Insurance is potentially losing its relevance to its customer base.

IRP: What are some of the biggest challenges and opportunities in the year ahead?

LL: Globally, if you look at insurance premiums as a percentage of GDP it’s going backwards. Some could turn around and say that’s because the market is soft but the bigger issue for us is that it is sending a message that insurance is potentially losing its relevance to its customer base.

We do annual research with our clients all over the world around risk management trends and what have you. When we ask executives from the C-suite what are the top 10 risks that they see today, what is keeping them awake at night, six of the top 10 are currently not insurable risks.

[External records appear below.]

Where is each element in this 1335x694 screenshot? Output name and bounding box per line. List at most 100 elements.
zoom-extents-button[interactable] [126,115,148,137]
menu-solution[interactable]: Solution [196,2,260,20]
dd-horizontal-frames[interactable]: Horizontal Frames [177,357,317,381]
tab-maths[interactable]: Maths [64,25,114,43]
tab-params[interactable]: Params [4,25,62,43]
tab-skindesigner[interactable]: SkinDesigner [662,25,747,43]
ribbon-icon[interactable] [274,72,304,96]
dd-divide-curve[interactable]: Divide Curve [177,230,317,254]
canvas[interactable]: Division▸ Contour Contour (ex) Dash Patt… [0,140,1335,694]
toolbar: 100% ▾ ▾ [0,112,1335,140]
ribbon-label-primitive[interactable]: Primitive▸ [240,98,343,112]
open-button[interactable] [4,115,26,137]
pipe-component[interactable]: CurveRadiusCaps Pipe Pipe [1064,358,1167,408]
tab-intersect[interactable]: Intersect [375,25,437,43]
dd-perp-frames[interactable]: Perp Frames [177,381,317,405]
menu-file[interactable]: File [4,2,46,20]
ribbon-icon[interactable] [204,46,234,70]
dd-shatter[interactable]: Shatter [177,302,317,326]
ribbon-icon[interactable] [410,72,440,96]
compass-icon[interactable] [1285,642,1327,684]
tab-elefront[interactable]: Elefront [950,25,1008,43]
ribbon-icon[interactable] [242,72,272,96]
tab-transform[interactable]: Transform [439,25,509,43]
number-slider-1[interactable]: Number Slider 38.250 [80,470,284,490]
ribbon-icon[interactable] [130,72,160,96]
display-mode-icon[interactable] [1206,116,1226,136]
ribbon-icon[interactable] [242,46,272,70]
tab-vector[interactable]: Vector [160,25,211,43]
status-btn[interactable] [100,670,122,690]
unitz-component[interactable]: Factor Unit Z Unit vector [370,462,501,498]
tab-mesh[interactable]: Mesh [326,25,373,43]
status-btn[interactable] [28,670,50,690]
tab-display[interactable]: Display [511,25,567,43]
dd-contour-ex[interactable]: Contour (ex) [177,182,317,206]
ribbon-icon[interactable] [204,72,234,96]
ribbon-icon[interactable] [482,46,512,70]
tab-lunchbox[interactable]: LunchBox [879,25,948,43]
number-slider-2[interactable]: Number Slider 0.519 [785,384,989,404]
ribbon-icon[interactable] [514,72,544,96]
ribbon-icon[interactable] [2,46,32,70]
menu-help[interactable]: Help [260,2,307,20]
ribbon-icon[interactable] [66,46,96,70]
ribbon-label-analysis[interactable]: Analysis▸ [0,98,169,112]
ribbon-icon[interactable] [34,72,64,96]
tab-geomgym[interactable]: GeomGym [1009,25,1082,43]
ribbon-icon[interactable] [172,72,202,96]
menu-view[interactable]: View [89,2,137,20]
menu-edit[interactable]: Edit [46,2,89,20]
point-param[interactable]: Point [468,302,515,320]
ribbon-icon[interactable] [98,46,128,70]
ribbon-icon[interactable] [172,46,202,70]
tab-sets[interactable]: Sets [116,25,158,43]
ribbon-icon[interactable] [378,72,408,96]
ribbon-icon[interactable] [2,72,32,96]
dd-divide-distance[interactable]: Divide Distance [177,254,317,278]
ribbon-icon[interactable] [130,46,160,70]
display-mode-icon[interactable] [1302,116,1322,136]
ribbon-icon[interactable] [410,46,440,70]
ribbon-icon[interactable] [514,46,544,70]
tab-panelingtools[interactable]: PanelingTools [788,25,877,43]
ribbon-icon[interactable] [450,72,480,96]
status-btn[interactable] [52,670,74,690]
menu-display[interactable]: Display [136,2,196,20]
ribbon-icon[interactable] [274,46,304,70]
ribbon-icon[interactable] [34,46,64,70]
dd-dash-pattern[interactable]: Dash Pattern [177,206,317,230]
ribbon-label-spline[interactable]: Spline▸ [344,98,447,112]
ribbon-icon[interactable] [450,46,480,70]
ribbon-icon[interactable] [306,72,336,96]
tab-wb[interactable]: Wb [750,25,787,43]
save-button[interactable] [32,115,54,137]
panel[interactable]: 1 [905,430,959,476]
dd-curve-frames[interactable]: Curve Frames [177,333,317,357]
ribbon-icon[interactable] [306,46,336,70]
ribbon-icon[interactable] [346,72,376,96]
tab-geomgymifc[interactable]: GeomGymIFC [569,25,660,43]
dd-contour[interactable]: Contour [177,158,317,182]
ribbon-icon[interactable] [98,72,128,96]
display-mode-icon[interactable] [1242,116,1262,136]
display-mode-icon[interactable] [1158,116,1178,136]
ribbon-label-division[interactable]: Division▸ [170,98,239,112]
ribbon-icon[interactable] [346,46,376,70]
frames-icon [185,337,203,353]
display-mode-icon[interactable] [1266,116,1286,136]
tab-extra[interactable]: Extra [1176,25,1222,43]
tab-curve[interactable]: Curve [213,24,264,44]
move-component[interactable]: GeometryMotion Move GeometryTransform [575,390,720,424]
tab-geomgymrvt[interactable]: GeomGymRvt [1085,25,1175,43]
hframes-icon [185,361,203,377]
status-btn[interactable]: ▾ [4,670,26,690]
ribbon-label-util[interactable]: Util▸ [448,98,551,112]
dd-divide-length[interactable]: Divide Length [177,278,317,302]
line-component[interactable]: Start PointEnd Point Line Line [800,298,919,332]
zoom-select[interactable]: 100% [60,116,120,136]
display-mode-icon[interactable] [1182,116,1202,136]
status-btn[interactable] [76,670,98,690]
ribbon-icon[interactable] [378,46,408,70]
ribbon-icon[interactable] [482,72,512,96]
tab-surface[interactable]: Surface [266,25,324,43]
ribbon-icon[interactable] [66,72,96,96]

So, for us we look at that and say that is a wonderful opportunity for the insurance industry to make itself more relevant to clients and that’s great.

There can’t be too many industries out there with that sort of opportunity in front of them.

IRP: When you arrive, what will your first order of business be?

LL: My key areas of focus are going to be around seven themes, and they all happen to begin with the letter C because it’s easier for me to remember that way. It’s going to be Clients, Colleagues, Carriers, Culture, Connectivity, Communication and a Change agent.

You can look forward to greater innovation. I don’t say that on the basis that we haven’t been innovating in Australia. It’s just the journey never stops. As the insights we are able to develop from either the data that we have or the feedback that we get from clients become more granular then that is going to enable us to innovate and be more effective in providing insurance advice to our customers.

IRP: What do you hope to achieve in the medium term?

LL: Growth is a very important one for us. We’ve just been through a significant program of work called the Change for Success program. Our operating model is now exactly where we want it to be. For me it’s not about structural change; it’s about execution of the strategy.